CALDWELL, NJ – Towaco resident Jacqueline MacStudy coordinated a blood drive at Mount St. Dominic Academy in Caldwell, as part of her Girl Scout Gold Award project. It was the first time a blood drive had been conducted at the school, she said, but hopefully not the last.
MacStudy, who will be a senior at the school in the fall, told TAPinto Montville that April 11 is Dominican Day, a day of service at the school, so it was the opportunity to conduct the drive, which she began putting together last September.
“The students who are 16 and over could donate,” she said. “But the blood drive was also designed to raise awareness of the importance of giving blood. I didn’t know, myself, about all that a student can do at age 16. We saved almost 100 lives with our donations, and we spread the message to high school students that ‘you are an outlet to save lives.’”

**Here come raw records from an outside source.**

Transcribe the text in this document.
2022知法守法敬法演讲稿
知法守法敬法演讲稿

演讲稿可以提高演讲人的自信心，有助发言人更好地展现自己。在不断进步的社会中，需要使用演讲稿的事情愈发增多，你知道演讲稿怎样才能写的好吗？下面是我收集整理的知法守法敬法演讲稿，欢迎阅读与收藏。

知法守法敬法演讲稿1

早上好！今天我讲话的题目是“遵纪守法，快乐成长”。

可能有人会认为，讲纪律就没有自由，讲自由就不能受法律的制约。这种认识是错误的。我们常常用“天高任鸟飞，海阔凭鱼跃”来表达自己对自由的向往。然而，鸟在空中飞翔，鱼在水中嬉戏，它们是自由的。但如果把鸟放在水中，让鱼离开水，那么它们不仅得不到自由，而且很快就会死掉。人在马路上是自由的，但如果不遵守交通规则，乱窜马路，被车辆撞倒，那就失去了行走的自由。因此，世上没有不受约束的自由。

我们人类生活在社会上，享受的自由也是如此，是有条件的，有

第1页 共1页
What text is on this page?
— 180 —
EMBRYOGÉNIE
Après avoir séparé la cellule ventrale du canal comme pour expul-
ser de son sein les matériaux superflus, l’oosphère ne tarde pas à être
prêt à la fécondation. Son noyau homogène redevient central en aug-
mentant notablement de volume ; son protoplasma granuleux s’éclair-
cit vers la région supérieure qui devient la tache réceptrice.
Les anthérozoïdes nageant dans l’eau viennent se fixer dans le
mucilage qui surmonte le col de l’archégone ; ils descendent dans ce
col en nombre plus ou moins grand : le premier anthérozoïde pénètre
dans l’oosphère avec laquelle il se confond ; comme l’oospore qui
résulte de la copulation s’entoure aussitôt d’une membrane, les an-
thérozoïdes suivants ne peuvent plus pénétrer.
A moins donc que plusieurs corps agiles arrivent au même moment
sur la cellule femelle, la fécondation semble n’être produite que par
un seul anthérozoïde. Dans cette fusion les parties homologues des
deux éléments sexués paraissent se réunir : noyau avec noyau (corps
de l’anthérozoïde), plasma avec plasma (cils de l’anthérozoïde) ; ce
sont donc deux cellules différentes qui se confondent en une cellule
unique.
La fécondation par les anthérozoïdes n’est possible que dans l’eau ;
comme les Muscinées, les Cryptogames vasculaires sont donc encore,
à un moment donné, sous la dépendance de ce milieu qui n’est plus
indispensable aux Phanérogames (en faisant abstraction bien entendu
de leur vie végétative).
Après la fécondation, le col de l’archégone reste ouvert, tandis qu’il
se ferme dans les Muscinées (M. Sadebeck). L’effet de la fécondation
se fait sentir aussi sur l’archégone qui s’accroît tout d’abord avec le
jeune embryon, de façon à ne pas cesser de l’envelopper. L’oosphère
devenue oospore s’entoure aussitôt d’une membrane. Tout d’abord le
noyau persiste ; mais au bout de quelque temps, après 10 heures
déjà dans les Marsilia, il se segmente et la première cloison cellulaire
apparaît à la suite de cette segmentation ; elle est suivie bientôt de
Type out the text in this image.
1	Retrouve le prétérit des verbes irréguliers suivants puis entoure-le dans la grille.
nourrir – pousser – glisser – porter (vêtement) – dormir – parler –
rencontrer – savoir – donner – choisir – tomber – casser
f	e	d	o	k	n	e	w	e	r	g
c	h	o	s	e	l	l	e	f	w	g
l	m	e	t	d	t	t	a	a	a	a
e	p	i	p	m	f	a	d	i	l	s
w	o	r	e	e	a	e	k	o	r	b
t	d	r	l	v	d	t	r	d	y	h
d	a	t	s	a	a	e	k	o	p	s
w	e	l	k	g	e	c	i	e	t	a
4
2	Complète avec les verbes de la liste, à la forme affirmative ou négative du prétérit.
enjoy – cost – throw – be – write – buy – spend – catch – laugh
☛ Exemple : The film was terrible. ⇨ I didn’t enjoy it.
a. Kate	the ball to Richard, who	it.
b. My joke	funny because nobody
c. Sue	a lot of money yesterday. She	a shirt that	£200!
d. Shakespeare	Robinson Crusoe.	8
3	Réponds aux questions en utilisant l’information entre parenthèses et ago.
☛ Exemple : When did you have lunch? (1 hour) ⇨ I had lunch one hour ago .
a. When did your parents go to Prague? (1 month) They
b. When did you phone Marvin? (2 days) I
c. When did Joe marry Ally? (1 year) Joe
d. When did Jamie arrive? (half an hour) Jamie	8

MacStudy said she held an assembly at the school to show how donated blood helps cancer, trauma, organ donor and sickle cell anemia patients.
“It is also really important this year because the fires in California and the snowstorms caused a lot of blood to get lost this spring,” she said. “So there is a blood shortage. It can’t be manufactured – it has to be donated.”
MacStudy said that Mount St. Dominic is a small school of only about 250 students and she was happy that the six-hour blood drive helped so many people. She said she grew up in a family of medicine – her mom is a physician – and she knew that Livingston and Parsippany High Schools had conducted blood drives, which gave her the idea for her Gold Award.
“I knew about the Red Cross and my dad is a huge donor,” she said.
MacStudy met with Dean Marissa Muoio and Head of School Sister Fran Sullivan, plus Red Cross Account Manager Debra Wolfe to coordinate the event. Wolfe said that setting up a blood drive involves vetting the space for appropriateness plus setting up a goal number of donors. The Red Cross blood donation system is “self-sufficient” she said, but the sponsor needs to advertise and attract the donors, she said, which was Jacqueline’s job to obtain, plus Wolfe trained her in answering questions. She called MacStudy the “sole point person.”
“Jacqueline was great – she was really engaged and asked all the right questions,” Wolfe said. “She was right on the ball and reached out if she had questions. She was wonderful to work with.”
MacStudy said the pre-planning process took a lot of time and included putting stickers on foods in the cafeteria to denote those that are iron-rich, sending emails to parents, teachers, alumni and prospective students to encourage them to come to the event.
“We had about 31 donors, which can help about 93 people,” MacStudy said. “The donors were students, parents, faculty, families of students, and Girl Scouts.”
Muoio was impressed with MacStudy’s professional conduct throughout the process of the blood drive.
“Jackie was phenomenal,” she said. “She handled the whole thing and took total responsibility. She had full contact with the Red Cross and [our administration]. She handled the truck set-up, and the coordination of the volunteers, students and staff members.”
Muoio is looking forward to having the event in future years.
“A great piece was how she went over the event with two other students,” Muoio said. “Jackie will be with us for another year, but the event can continue because she had these students with her and even after she graduates, the blood drive can go on.”
MacStudy said that she has been a Girl Scout for 12 years. Her Bronze Award involved working with the Montville Township Animal Shelter. She has submitted her Gold Award paperwork and is waiting to hear back from council.
In the meantime, the successful blood drive helped many.
“Jacqueline had a huge impact for local hospitals and patients,” Wolfe said.